What’s more, Griffiths even sees the opportunity for Cupra’s touring car operation – where it was the first brand to unveil an all-electric tin-top racer – and Extreme E team to collaborate and share expertise in the future.
“I would hope so,” he said when asked if Volkswagen Group’s multiple electric racing programs could collaborate. “What we’re learning with the PURE TCR and the development of that car and the cooling and everything, I’m sure that our engineers can get involved, but that’s obviously going to be at a later date.
“The first thing’s for us will be the differentiating with the body, design, stuff like that, but first of all the ETCR has to take off and obviously with the COVID and everything, the start on that racing platform is still delayed. But when it’s up and running there is a link between both but also I’m sure to Formula E as well.”
The long-term benefits from a technology standpoint are obvious, but of course Extreme E is also about raising awareness of environmental concerns while providing an all-new entertainment product. For Griffiths, it’s the perfect package and provides motorsport with what he feels it’s been lacking in recent years.
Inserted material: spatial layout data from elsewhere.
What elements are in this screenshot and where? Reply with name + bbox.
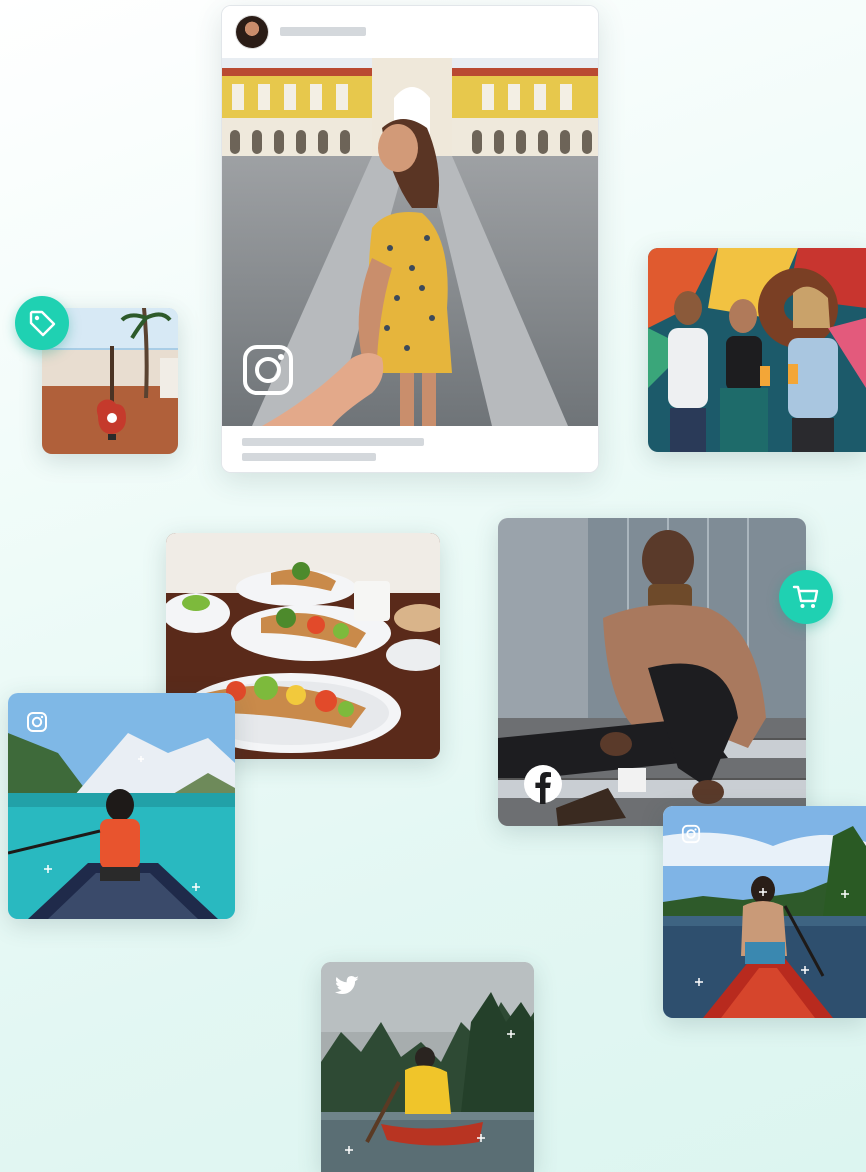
instagram-icon (26, 711, 48, 738)
instagram-icon (681, 824, 701, 849)
canoe-lake-photo-card[interactable] (663, 806, 866, 1018)
friends-photo-card[interactable] (648, 248, 866, 452)
facebook-icon (523, 764, 563, 809)
post-header (222, 6, 598, 58)
avatar[interactable] (236, 16, 268, 48)
post-caption (222, 426, 598, 472)
canoe-mountain-photo-card[interactable] (8, 693, 235, 919)
cart-icon[interactable] (779, 570, 833, 624)
instagram-icon (241, 343, 295, 402)
twitter-icon (335, 976, 359, 1001)
man-stairs-photo-card[interactable] (498, 518, 806, 826)
instagram-post-card[interactable] (221, 5, 599, 473)
caption-line-placeholder (242, 453, 376, 461)
username-placeholder (280, 27, 366, 36)
canoe-rain-photo-card[interactable] (321, 962, 534, 1172)
tag-icon[interactable] (15, 296, 69, 350)
caption-line-placeholder (242, 438, 424, 446)
friends-photo (648, 248, 866, 452)
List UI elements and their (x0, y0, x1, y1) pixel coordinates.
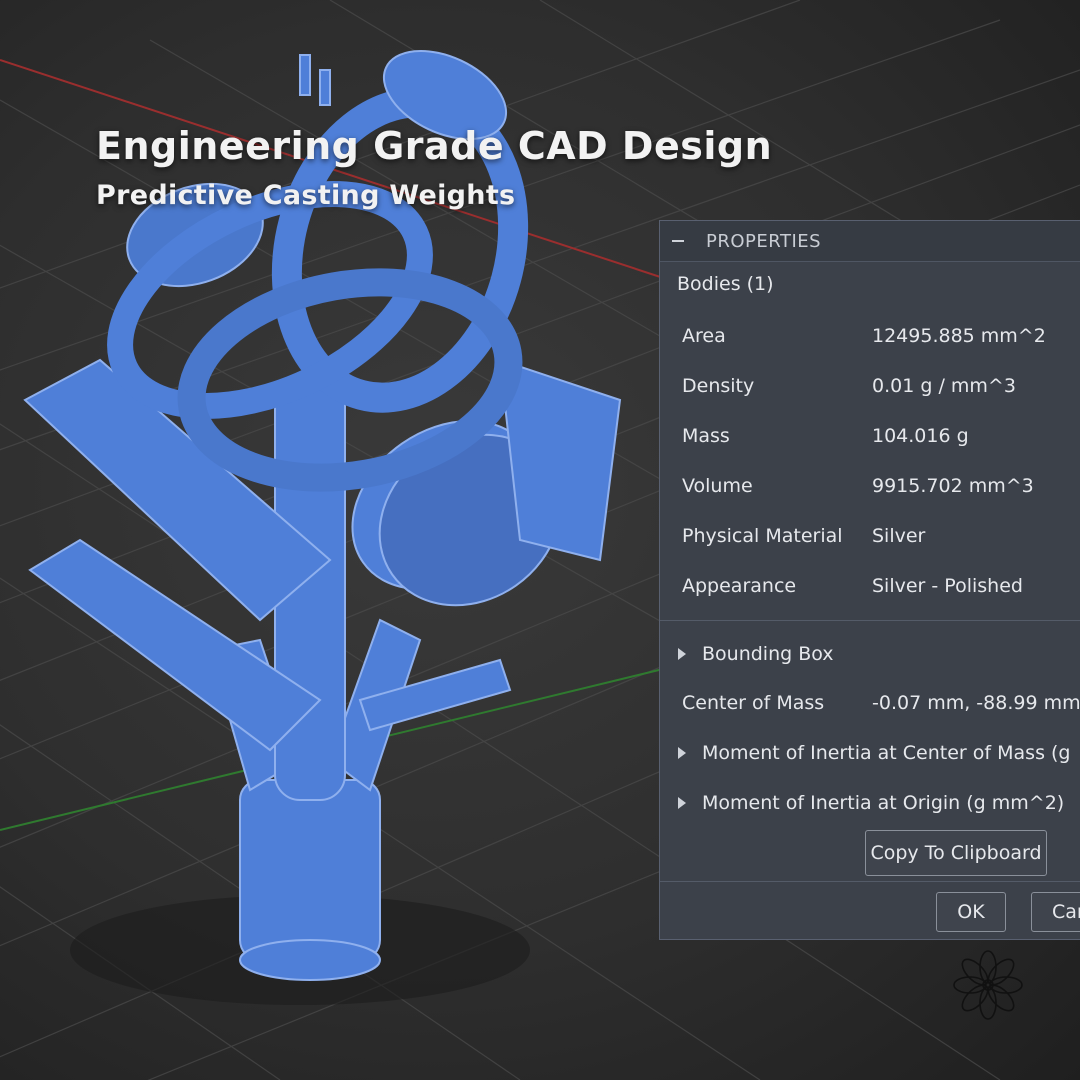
bounding-box-toggle[interactable]: Bounding Box (678, 639, 834, 669)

“It’s going to be a very emotional platform, what I like about it so much is not just the fact that we’re electrifying off-road cars, but also the whole platform, the idea of the sustainability, making people aware of the climate change and making it very relevant for the next generation of consumers, particularly in terms of motorsport,” he said.
“The problem motorsport had in the past was not that it’s not electrified, it’s that it’s not developed over the years perhaps as fast enough in-line with what the consumer was expecting in terms of entertainment, gamification, and this is what I like about Extreme E.
“Not only the fact that it’s electrified and sustainable and the whole environmental issue but also it’s going to be a very entertaining and relevant platform, motorsport, entertainment for younger customers.”